Lentiviral particle-based neutralization assay. Lentiviral particles encoding GFP were pseudotyped with SARS-CoV-2 S. Neutralization titers for a set of 11 samples were determined. Each sample was analyzed in three independent experiments. Each experiment is represented by a different symbol. Dotted line indicates detection limit for the assay; titers ≤ 1:4 were regarded as negative.

Figure 5

Neutralization titers for the different assays correlate well with each other and with binding antibody titers.
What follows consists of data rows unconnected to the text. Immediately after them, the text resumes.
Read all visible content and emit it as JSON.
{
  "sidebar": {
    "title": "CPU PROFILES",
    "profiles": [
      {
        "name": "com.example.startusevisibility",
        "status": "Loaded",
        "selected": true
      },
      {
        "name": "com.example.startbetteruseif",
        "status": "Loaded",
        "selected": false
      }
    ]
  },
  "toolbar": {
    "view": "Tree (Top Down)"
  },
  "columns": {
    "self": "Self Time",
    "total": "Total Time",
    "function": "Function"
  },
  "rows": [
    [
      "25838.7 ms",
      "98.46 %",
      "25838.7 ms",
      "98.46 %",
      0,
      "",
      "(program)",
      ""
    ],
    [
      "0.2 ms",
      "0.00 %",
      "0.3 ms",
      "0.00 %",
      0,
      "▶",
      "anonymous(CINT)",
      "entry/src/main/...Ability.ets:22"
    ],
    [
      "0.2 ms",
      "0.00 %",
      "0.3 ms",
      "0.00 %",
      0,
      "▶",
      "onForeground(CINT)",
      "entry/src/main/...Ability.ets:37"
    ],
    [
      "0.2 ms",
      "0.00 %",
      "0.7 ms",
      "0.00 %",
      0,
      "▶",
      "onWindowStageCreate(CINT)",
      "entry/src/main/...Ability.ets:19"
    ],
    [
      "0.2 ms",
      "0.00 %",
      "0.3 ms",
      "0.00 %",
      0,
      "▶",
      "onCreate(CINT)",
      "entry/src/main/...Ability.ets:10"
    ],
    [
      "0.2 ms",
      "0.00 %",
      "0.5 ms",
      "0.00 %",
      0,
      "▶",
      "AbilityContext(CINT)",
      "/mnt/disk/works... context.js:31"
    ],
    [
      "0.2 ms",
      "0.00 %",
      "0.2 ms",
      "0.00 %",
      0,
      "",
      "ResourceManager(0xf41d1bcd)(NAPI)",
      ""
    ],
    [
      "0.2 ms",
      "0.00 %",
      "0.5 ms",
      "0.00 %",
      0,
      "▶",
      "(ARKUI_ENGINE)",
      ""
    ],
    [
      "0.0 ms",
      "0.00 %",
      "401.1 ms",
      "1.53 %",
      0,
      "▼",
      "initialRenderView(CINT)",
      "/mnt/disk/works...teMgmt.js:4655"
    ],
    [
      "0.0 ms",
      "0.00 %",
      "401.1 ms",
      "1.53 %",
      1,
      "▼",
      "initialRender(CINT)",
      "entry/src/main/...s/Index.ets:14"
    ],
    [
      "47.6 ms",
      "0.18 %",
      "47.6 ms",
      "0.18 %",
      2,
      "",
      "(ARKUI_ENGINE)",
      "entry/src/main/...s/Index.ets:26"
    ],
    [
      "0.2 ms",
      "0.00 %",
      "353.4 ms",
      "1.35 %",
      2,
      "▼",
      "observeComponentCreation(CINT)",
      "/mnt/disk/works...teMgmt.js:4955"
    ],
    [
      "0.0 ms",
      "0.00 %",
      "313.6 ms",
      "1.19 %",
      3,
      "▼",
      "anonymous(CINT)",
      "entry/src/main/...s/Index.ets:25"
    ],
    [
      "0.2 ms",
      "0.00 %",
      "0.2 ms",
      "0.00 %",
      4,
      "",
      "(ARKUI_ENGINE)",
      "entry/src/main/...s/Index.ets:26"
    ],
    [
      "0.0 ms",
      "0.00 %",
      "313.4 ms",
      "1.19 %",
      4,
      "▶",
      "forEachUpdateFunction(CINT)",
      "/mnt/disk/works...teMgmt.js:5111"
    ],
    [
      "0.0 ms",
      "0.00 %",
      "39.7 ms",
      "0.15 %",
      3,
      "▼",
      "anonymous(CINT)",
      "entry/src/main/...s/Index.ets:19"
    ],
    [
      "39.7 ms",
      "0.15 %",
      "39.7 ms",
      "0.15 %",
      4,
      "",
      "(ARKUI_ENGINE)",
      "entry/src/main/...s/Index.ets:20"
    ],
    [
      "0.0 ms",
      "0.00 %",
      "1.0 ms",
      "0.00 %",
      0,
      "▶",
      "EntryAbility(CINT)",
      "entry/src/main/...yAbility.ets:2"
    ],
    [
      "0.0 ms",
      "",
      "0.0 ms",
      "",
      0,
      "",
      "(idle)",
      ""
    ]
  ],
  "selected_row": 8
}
For neutralization assays mean neutralizing titers of three (focus forming, TCID₅₀, and lentiviral particle assay) or four independent experiments (VSV assay) were calculated. (a) Correlation of neutralizing antibody titers and binding antibodies (anti-S IgA, anti-S IgG, and anti-N IgG) were determined. (b) Neutralizing antibody titers determined in each assay were correlated to titers in all three other neutralizing antibody assays. Dotted lines indicate detection limit for the different assays; neutralization assay ≤ 1:4 negative, anti-S IgA and anti-S IgG OD < 0.8 negative, OD 0.8–1.1 borderline, OD > 1.1 positive, anti-N IgG RLU > 1.4 positive. Some of the dots in the blots represent multiple samples.